If Clinton would implement her geopolitical pledges, including a no-fly zone in Syria, it could require the use of 70,000 soldiers and a monthly cost of $1 billion. That would increase the probability of real, perceived or accidental US-Russian friction. Under Hillary Clinton,” warns Green Party candidate Jill Stein, “America could very quickly slide into nuclear war with Russia.”
In Southeast and East Asia, Clinton would talk more about currency manipulation, but hold on to existing US alliances, push harder for the US pivot, cooperate more with India and exhibit greater military assertiveness in the contested South China and East Asia seas.
Barely a week ago, the Center of American Progress hosted what some saw as a preview of Clinton’s Midde East policy, concluding that the next president should double down on support for the Gulf States, including Saudi Arabia, but ramp up action against Iran. Former acting CIA Director and Clinton foreign policy advisor Mike Morell called escalation of sanctions. That, in turn, would undermine the nuclear deal between Iran, Obama and the EU – but it would emulate neoconservative objectives that led to the Iraq War.
After years of military interventions, the last thing that the Middle East and North Africa need is more destabilization, which economist Jeffrey Sachs attributes in part to Clinton’s policies. The latter could endanger China-led economic development in the region, add to migration crises and terror threats in the EU and the US – and has already killed jobs and reduced remittance flows to South and Southeast Asia. To Sachs, Clinton “is the candidate of the war machine,” noting that she supported the regime change act in 1998 that paved way for the Iraq War in 2003, which she also supported. Her record extends from Libya to Syria, Ukraine and Georgia. The interventionism has also resulted in civil wars and famines in Africa.
Clinton supports hawkish security policies advocated by both the Democratic ‘liberal internationalists’ and the Republican ‘neoconservatives.’ Last summer, the Clintonites’ Center for a New American Security (CNAS) , a successor of the neoconservatives’ New Project for the American Century a decade ago, published its report on “Extending American Power,” as a kind of a transition memo for Clinton.

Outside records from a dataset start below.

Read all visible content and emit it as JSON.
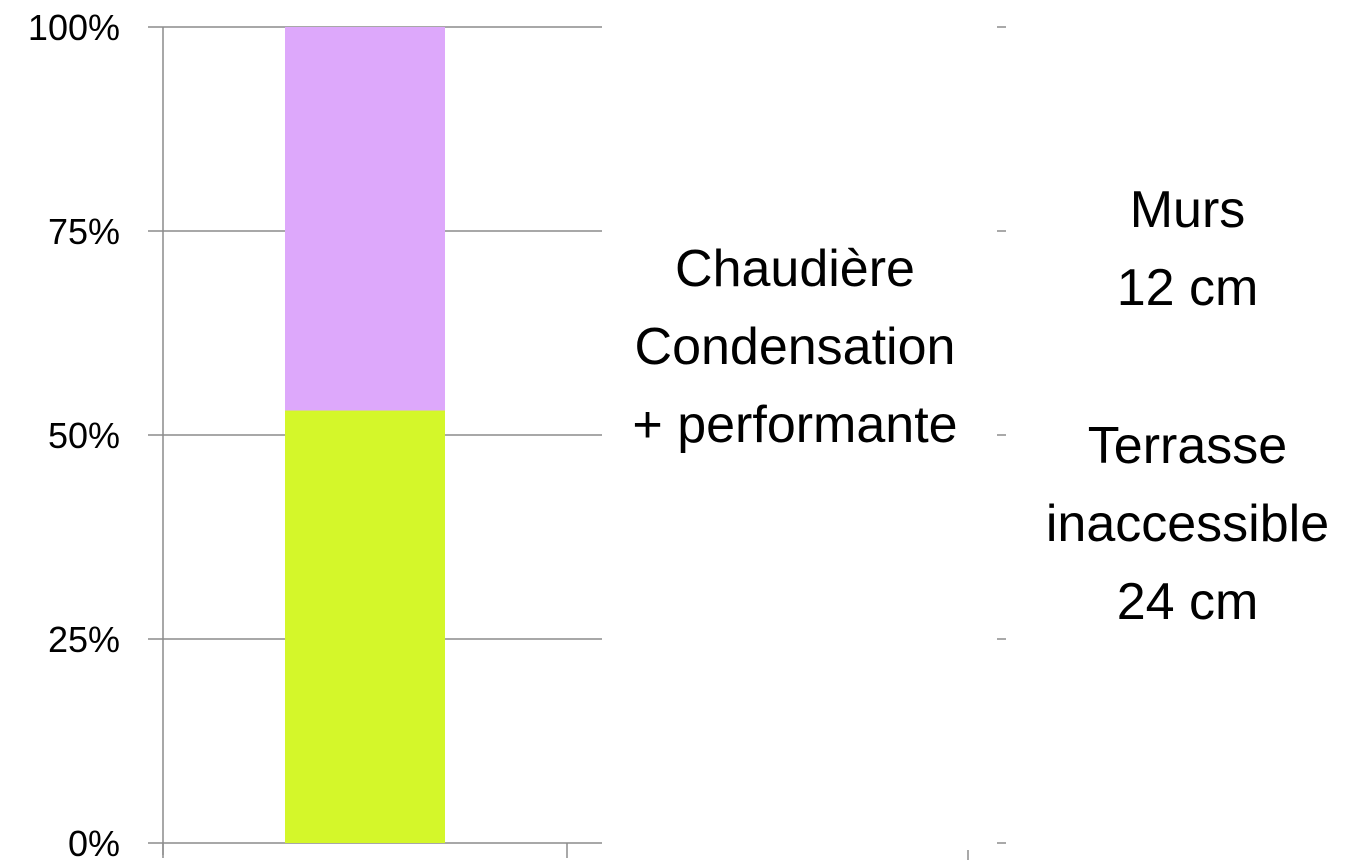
{
  "chart_data": {
    "type": "bar",
    "stacked": true,
    "percent": true,
    "categories": [
      ""
    ],
    "series": [
      {
        "values": [
          53
        ],
        "color": "#d4f72a"
      },
      {
        "values": [
          47
        ],
        "color": "#dda8fb"
      }
    ],
    "ylim": [
      0,
      100
    ],
    "yticks": [
      {
        "value": 0,
        "label": "0%"
      },
      {
        "value": 25,
        "label": "25%"
      },
      {
        "value": 50,
        "label": "50%"
      },
      {
        "value": 75,
        "label": "75%"
      },
      {
        "value": 100,
        "label": "100%"
      }
    ],
    "grid": true,
    "title": "",
    "xlabel": "",
    "ylabel": ""
  },
  "annotations": {
    "boiler": {
      "line1": "Chaudière",
      "line2": "Condensation",
      "line3": "+ performante"
    },
    "walls": {
      "line1": "Murs",
      "line2": "12 cm",
      "line3": "Terrasse",
      "line4": "inaccessible",
      "line5": "24 cm"
    }
  },
  "colors": {
    "grid": "#8c8c8c",
    "axis": "#8c8c8c"
  }
}
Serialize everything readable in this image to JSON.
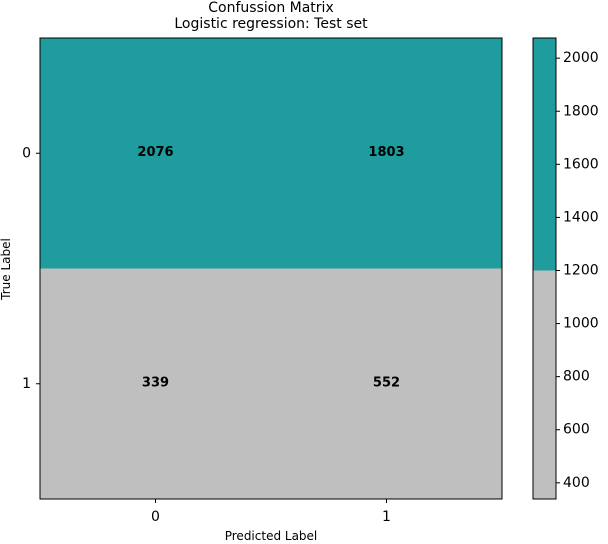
{
  "chart_data": {
    "type": "heatmap",
    "title": "Confussion Matrix",
    "subtitle": "Logistic regression: Test set",
    "xlabel": "Predicted Label",
    "ylabel": "True Label",
    "x_categories": [
      "0",
      "1"
    ],
    "y_categories": [
      "0",
      "1"
    ],
    "values": [
      [
        2076,
        1803
      ],
      [
        339,
        552
      ]
    ],
    "threshold": 1200,
    "colors": {
      "low": "#bfbfbf",
      "high": "#1e9c9e"
    },
    "colorbar": {
      "range": [
        339,
        2076
      ],
      "ticks": [
        400,
        600,
        800,
        1000,
        1200,
        1400,
        1600,
        1800,
        2000
      ],
      "tick_labels": [
        "400",
        "600",
        "800",
        "1000",
        "1200",
        "1400",
        "1600",
        "1800",
        "2000"
      ]
    },
    "grid": false
  }
}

The bipartisan panel of contributors include Victoria Nuland, former adviser of Dick Cheney and Clinton who had a key role in US efforts at regime change in Ukraine; Michele Flournoy, co-founder of CNAS and one potential candidate for the next Secretary of Defense; James Rubin, a Clinton States Department veteran; and Robert Kagan, Nuland’s husband, a neoconservative visionary and a proponent of a “New American Empire.”
As, the goal would be to rely increasingly on the use and threat of military force, it would require an increase in Pentagon spending of up to $1 trillion over the next decade. Unsurprisingly, the major CNAS donors feature the leading Pentagon contractors, including Lockheed Martin, Raytheon and Boeing, which also support Clinton’s campaign.

Global risk
Half a year ago, I warned that, in the absence of appropriate integrity and transparency, t US 2016 election is a global risk, which “could undermine US economic rebound and the lingering global economic recovery.” That risk prevails and has grown stronger – as evidenced by uneasy volatility indicators, declines of S&P 500 and other harbingers of financial instability.
For weeks, both Trump and Clinton have been building legal cases and armies of lawyers for the possibility of a contested election. In spring, this was still a distant theoretical option. Now it is one credible scenario.
Whatever happens after the US 2016 election, the struggle of Washington, by Washington and for Washington is about to lead to a new era that will be economically more uncertain, politically more divisive, and strategically risky.

A short version of this commentary, which has been expanded and updated, was released by South China Morning Post on November 1, 2016.